With the conflict between the United States and Iran still simmering, US companies face an increased threat of Iran-backed cyber-attacks. This Weil memo addresses areas of potential vulnerabilities and attack vectors that companies should be monitoring, and this excerpt discusses some of the actions that companies should take now to protect themselves:

First, validate that incident response plans, escalation pathways and external contact lists (e.g., forensic firms, data breach counsel, cyber insurers, etc.) are current. The most common foot-fault in fast-moving events is not the absence of a plan, but the inability to operationalize it quickly.

Second, review external attack surface exposure and related vendor risk. That includes internet-facing remote access tools, privileged access pathways, legacy systems, third-party integrations and unmanaged assets. Companies should also identify vendors, service providers and other external parties with access to sensitive systems, data or operational environments, and assess whether those connections are necessary, appropriately secured and subject to heightened monitoring. Organizations that operate industrial processes or rely on building management and other facility control systems should ensure those environments are appropriately separated from the company’s general corporate network and that remote access is limited to necessary, secure and closely monitored connections.

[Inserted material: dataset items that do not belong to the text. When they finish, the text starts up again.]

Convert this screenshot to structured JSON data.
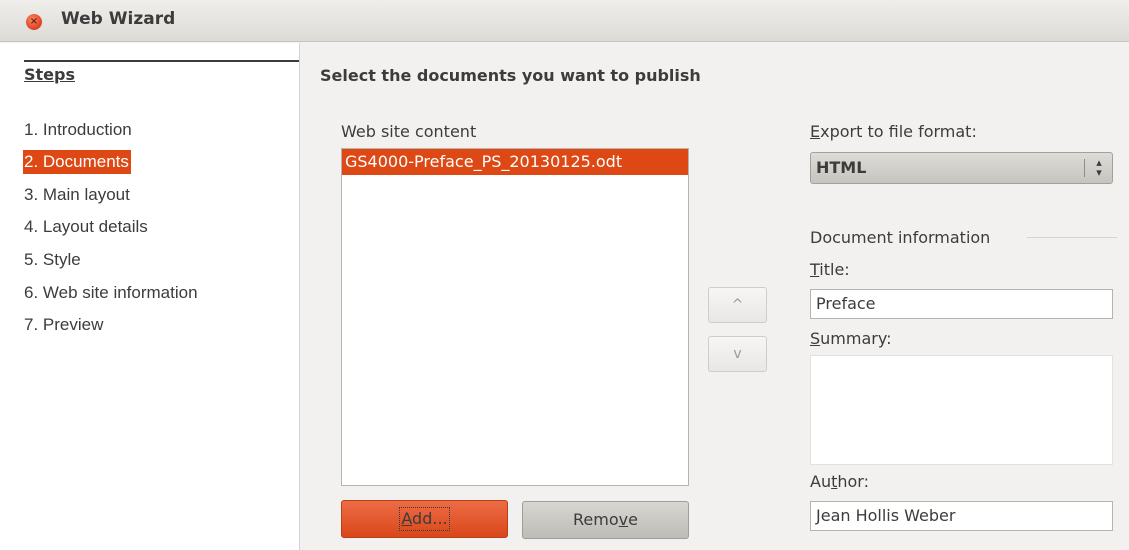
{
  "window": {
    "title": "Web Wizard"
  },
  "steps": {
    "heading": "Steps",
    "items": [
      {
        "label": "1. Introduction",
        "active": false
      },
      {
        "label": "2. Documents",
        "active": true
      },
      {
        "label": "3. Main layout",
        "active": false
      },
      {
        "label": "4. Layout details",
        "active": false
      },
      {
        "label": "5. Style",
        "active": false
      },
      {
        "label": "6. Web site information",
        "active": false
      },
      {
        "label": "7. Preview",
        "active": false
      }
    ]
  },
  "main": {
    "section_title": "Select the documents you want to publish",
    "content_label": "Web site content",
    "content_items": [
      "GS4000-Preface_PS_20130125.odt"
    ],
    "add_button": {
      "before": "",
      "mnemonic": "A",
      "after": "dd..."
    },
    "remove_button": {
      "before": "Remo",
      "mnemonic": "v",
      "after": "e"
    },
    "move_up_symbol": "^",
    "move_down_symbol": "v"
  },
  "export": {
    "label": {
      "before": "",
      "mnemonic": "E",
      "after": "xport to file format:"
    },
    "value": "HTML"
  },
  "doc_info": {
    "heading": "Document information",
    "title_label": {
      "before": "",
      "mnemonic": "T",
      "after": "itle:"
    },
    "title_value": "Preface",
    "summary_label": {
      "before": "",
      "mnemonic": "S",
      "after": "ummary:"
    },
    "summary_value": "",
    "author_label": {
      "before": "Au",
      "mnemonic": "t",
      "after": "hor:"
    },
    "author_value": "Jean Hollis Weber"
  },
  "colors": {
    "accent": "#dd4814",
    "window_bg": "#f2f1f0",
    "text": "#3c3c3c"
  },
  "icons": {
    "close": "close-icon",
    "select_arrows": "up-down-arrows-icon"
  }
}
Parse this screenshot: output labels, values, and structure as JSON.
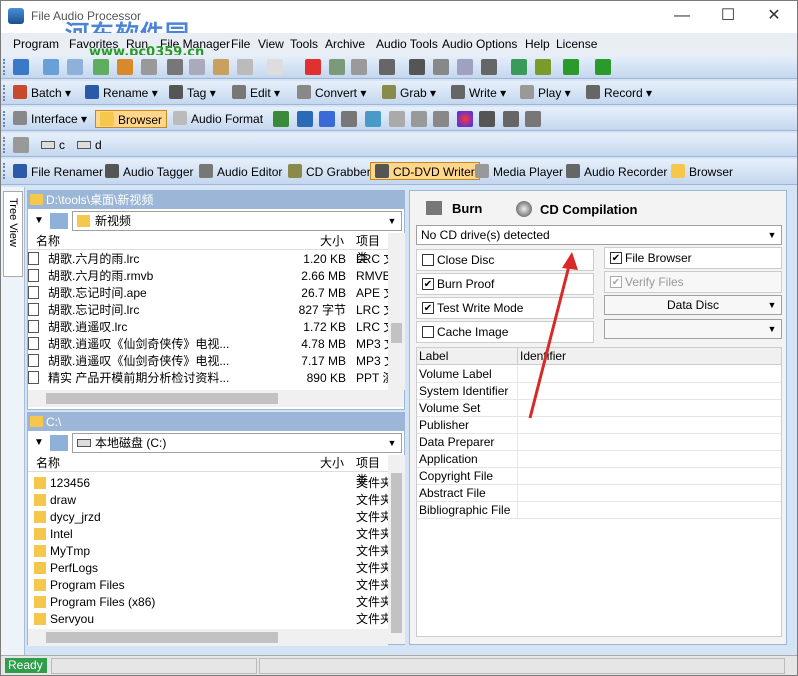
{
  "window": {
    "title": "File Audio Processor",
    "watermark": "河东软件园",
    "watermark_url": "www.pc0359.cn"
  },
  "menu": [
    "Program",
    "Favorites",
    "Run",
    "File Manager",
    "File",
    "View",
    "Tools",
    "Archive",
    "Audio Tools",
    "Audio Options",
    "Help",
    "License"
  ],
  "toolbar2": {
    "batch": "Batch",
    "rename": "Rename",
    "tag": "Tag",
    "edit": "Edit",
    "convert": "Convert",
    "grab": "Grab",
    "write": "Write",
    "play": "Play",
    "record": "Record"
  },
  "toolbar3": {
    "interface": "Interface",
    "browser": "Browser",
    "audio_format": "Audio Format"
  },
  "drives": {
    "c": "c",
    "d": "d"
  },
  "toolbar5": {
    "file_renamer": "File Renamer",
    "audio_tagger": "Audio Tagger",
    "audio_editor": "Audio Editor",
    "cd_grabber": "CD Grabber",
    "cd_dvd_writer": "CD-DVD Writer",
    "media_player": "Media Player",
    "audio_recorder": "Audio Recorder",
    "browser": "Browser"
  },
  "tree_view_label": "Tree View",
  "top_pane": {
    "path": "D:\\tools\\桌面\\新视频",
    "folder": "新视频",
    "col_name": "名称",
    "col_size": "大小",
    "col_type": "项目类",
    "files": [
      {
        "name": "胡歌.六月的雨.lrc",
        "size": "1.20 KB",
        "type": "LRC 文"
      },
      {
        "name": "胡歌.六月的雨.rmvb",
        "size": "2.66 MB",
        "type": "RMVB"
      },
      {
        "name": "胡歌.忘记时间.ape",
        "size": "26.7 MB",
        "type": "APE 文"
      },
      {
        "name": "胡歌.忘记时间.lrc",
        "size": "827 字节",
        "type": "LRC 文"
      },
      {
        "name": "胡歌.逍遥叹.lrc",
        "size": "1.72 KB",
        "type": "LRC 文"
      },
      {
        "name": "胡歌.逍遥叹《仙剑奇侠传》电视...",
        "size": "4.78 MB",
        "type": "MP3 文"
      },
      {
        "name": "胡歌.逍遥叹《仙剑奇侠传》电视...",
        "size": "7.17 MB",
        "type": "MP3 文"
      },
      {
        "name": "精实 产品开模前期分析检讨资料...",
        "size": "890 KB",
        "type": "PPT 演"
      }
    ]
  },
  "bottom_pane": {
    "path": "C:\\",
    "folder": "本地磁盘 (C:)",
    "col_name": "名称",
    "col_size": "大小",
    "col_type": "项目类",
    "files": [
      {
        "name": "123456",
        "type": "文件夹"
      },
      {
        "name": "draw",
        "type": "文件夹"
      },
      {
        "name": "dycy_jrzd",
        "type": "文件夹"
      },
      {
        "name": "Intel",
        "type": "文件夹"
      },
      {
        "name": "MyTmp",
        "type": "文件夹"
      },
      {
        "name": "PerfLogs",
        "type": "文件夹"
      },
      {
        "name": "Program Files",
        "type": "文件夹"
      },
      {
        "name": "Program Files (x86)",
        "type": "文件夹"
      },
      {
        "name": "Servyou",
        "type": "文件夹"
      }
    ]
  },
  "writer": {
    "burn": "Burn",
    "cd_compilation": "CD Compilation",
    "drive_status": "No CD drive(s) detected",
    "close_disc": "Close Disc",
    "burn_proof": "Burn Proof",
    "test_write_mode": "Test Write Mode",
    "cache_image": "Cache Image",
    "file_browser": "File Browser",
    "verify_files": "Verify Files",
    "disc_type": "Data Disc",
    "prop_col_label": "Label",
    "prop_col_identifier": "Identifier",
    "properties": [
      "Volume Label",
      "System Identifier",
      "Volume Set",
      "Publisher",
      "Data Preparer",
      "Application",
      "Copyright File",
      "Abstract File",
      "Bibliographic File"
    ]
  },
  "status": {
    "ready": "Ready"
  },
  "colors": {
    "accent": "#2e9e4a",
    "selected_tab": "#ffd68a",
    "toolbar": "#c4d7ee",
    "arrow": "#d92a2a"
  }
}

Third, heighten monitoring for phishing, credential abuse, anomalous logins, multi-factor authentication bypass attempts, suspicious use of remote administration tools and early signs of denial-of-service or destructive activity. Where feasible, logging should be centralized and retained for a sufficient period to support investigation and remediation.

The memo also recommends testing business continuity plans with a focus on third-party dependencies and communications resilience preparing for the legal and regulatory dimensions of a cyber-attack.